Montagsblog: Neues vom BGH

Diese Woche geht es um die Bezugsberechtigung aus einer gekündigten, aber beim Versterben des Versicherten noch nicht beendeten Lebensversicherung.

Kündigung einer Lebensversicherung und Widerruf der Bezugsberechtigung
BGH, Urteil vom 22. März 2023 – IV ZR 95/22

Der IV. Zivilsenat befasst sich mit der Frage, ob es Erfahrungssätze für die Auslegung einer Erklärung gibt, mit der eine Lebensversicherung gekündigt wird.

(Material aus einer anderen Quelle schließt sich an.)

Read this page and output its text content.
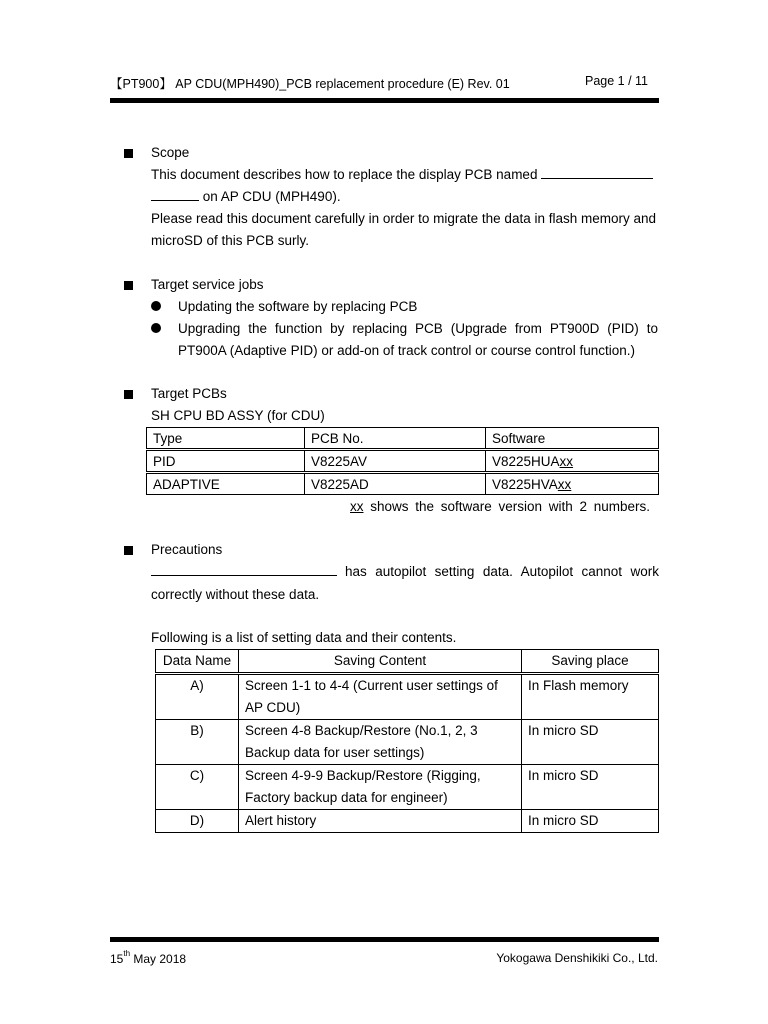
【PT900】 AP CDU(MPH490)_PCB replacement procedure (E) Rev. 01	Page 1 / 11
Scope
This document describes how to replace the display PCB named
on AP CDU (MPH490).
Please read this document carefully in order to migrate the data in flash memory and
microSD of this PCB surly.
Target service jobs
Updating the software by replacing PCB
Upgrading the function by replacing PCB (Upgrade from PT900D (PID) to
PT900A (Adaptive PID) or add-on of track control or course control function.)
Target PCBs
SH CPU BD ASSY (for CDU)
Type	PCB No.	Software
PID	V8225AV	V8225HUAxx
ADAPTIVE	V8225AD	V8225HVAxx
xx shows the software version with 2 numbers.
Precautions
has autopilot setting data. Autopilot cannot work
correctly without these data.
Following is a list of setting data and their contents.
Data Name	Saving Content	Saving place
A)	Screen 1-1 to 4-4 (Current user settings of
AP CDU)	In Flash memory
B)	Screen 4-8 Backup/Restore (No.1, 2, 3
Backup data for user settings)	In micro SD
C)	Screen 4-9-9 Backup/Restore (Rigging,
Factory backup data for engineer)	In micro SD
D)	Alert history	In micro SD
15th May 2018	Yokogawa Denshikiki Co., Ltd.
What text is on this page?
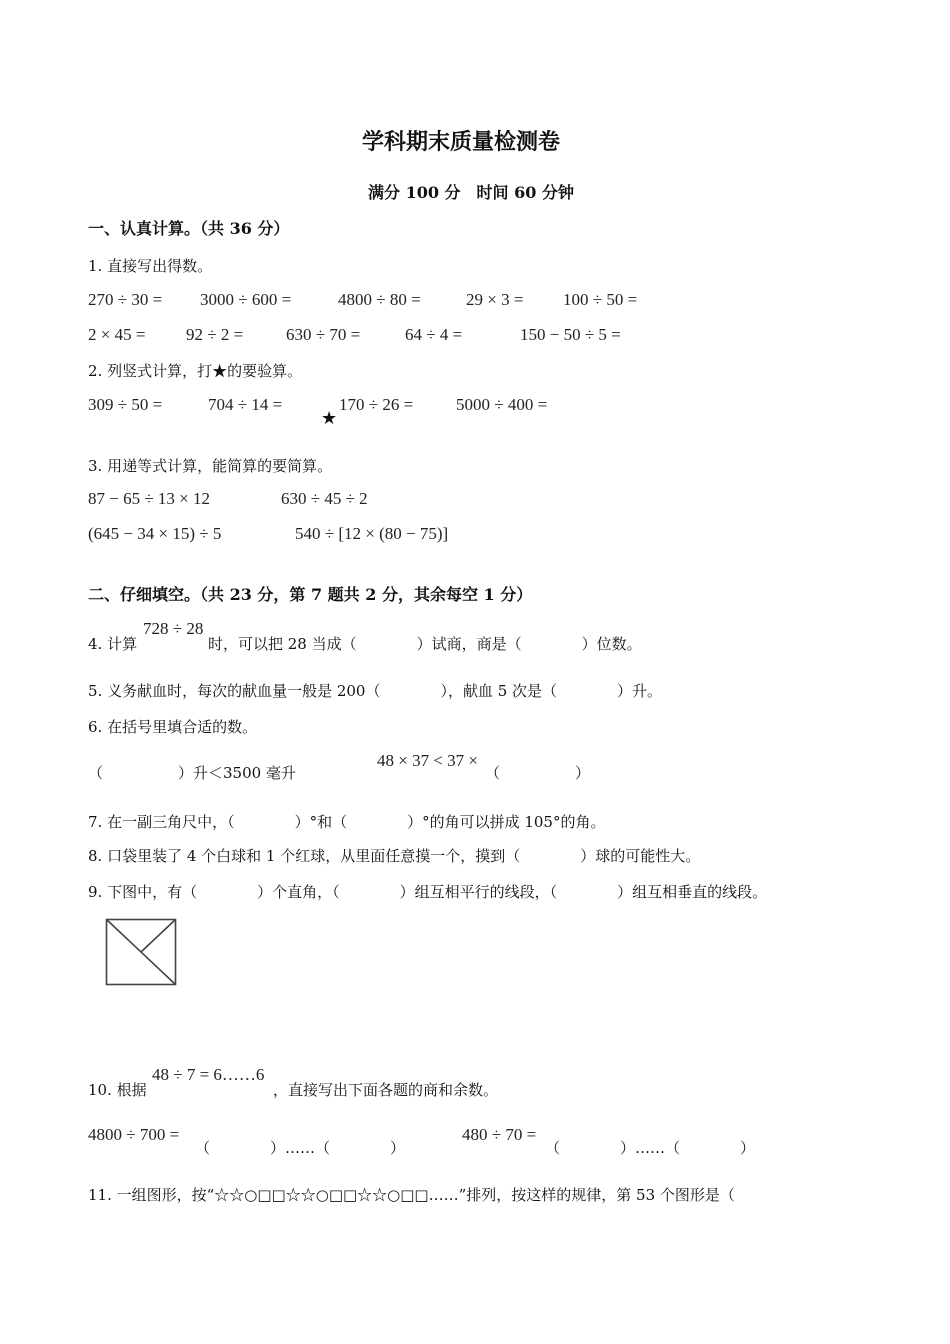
学科期末质量检测卷
满分 100 分　时间 60 分钟
一、认真计算。（共 36 分）
1. 直接写出得数。
270 ÷ 30 = 3000 ÷ 600 =	4800 ÷ 80 =	29 × 3 = 100 ÷ 50 =
2 × 45 = 92 ÷ 2 =	630 ÷ 70 =	64 ÷ 4 =	150 − 50 ÷ 5 =
2. 列竖式计算，打★的要验算。
309 ÷ 50 =	704 ÷ 14 =
★
170 ÷ 26 =	5000 ÷ 400 =
3. 用递等式计算，能简算的要简算。
87 − 65 ÷ 13 × 12	630 ÷ 45 ÷ 2
(645 − 34 × 15) ÷ 5	540 ÷ [12 × (80 − 75)]
二、仔细填空。（共 23 分，第 7 题共 2 分，其余每空 1 分）
4. 计算
728 ÷ 28
时，可以把 28 当成（　　　　）试商，商是（　　　　）位数。
5. 义务献血时，每次的献血量一般是 200（　　　　），献血 5 次是（　　　　）升。
6. 在括号里填合适的数。
（　　　　　）升＜3500 毫升
48 × 37 < 37 ×
（　　　　　）
7. 在一副三角尺中，（　　　　）°和（　　　　）°的角可以拼成 105°的角。
8. 口袋里装了 4 个白球和 1 个红球，从里面任意摸一个，摸到（　　　　）球的可能性大。
9. 下图中，有（　　　　）个直角，（　　　　）组互相平行的线段，（　　　　）组互相垂直的线段。
10. 根据
48 ÷ 7 = 6……6
，直接写出下面各题的商和余数。
4800 ÷ 700 =
（　　　　）……（　　　　）
480 ÷ 70 =
（　　　　）……（　　　　）
11. 一组图形，按“☆☆○□□☆☆○□□☆☆○□□……”排列，按这样的规律，第 53 个图形是（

Die Mutter der Beklagten (nachfolgend: Erblasserin) hatte bei der Klägerin eine Rentenversicherung gegen Einmalzahlung von 20.000 Euro abgeschlossen, aus der sie ab September 2012 eine vierteljährliche Rente von rund 180 Euro erhielt. Bei Abschluss der Versicherung bestimmte die Erblasserin ihren Lebensgefährten widerruflich zum Bezugsberechtigten im Todesfall. Im Februar 2019 erklärte die Erblasserin die Kündigung der Versicherung zum 1. April. Im Kündigungsschreiben bat sie um Überweisung des Restbetrags auf ihr Konto. Die Klägerin zahlte bereits im März rund 16.000 Euro an die Erblasserin aus. Einen Tag nach Gutschrift dieses Betrags verstarb die Erblasserin. Ihre Alleinerbin ist die Beklagte. Von dieser verlangt die Klägerin die Rückzahlung des ausgezahlten Betrags.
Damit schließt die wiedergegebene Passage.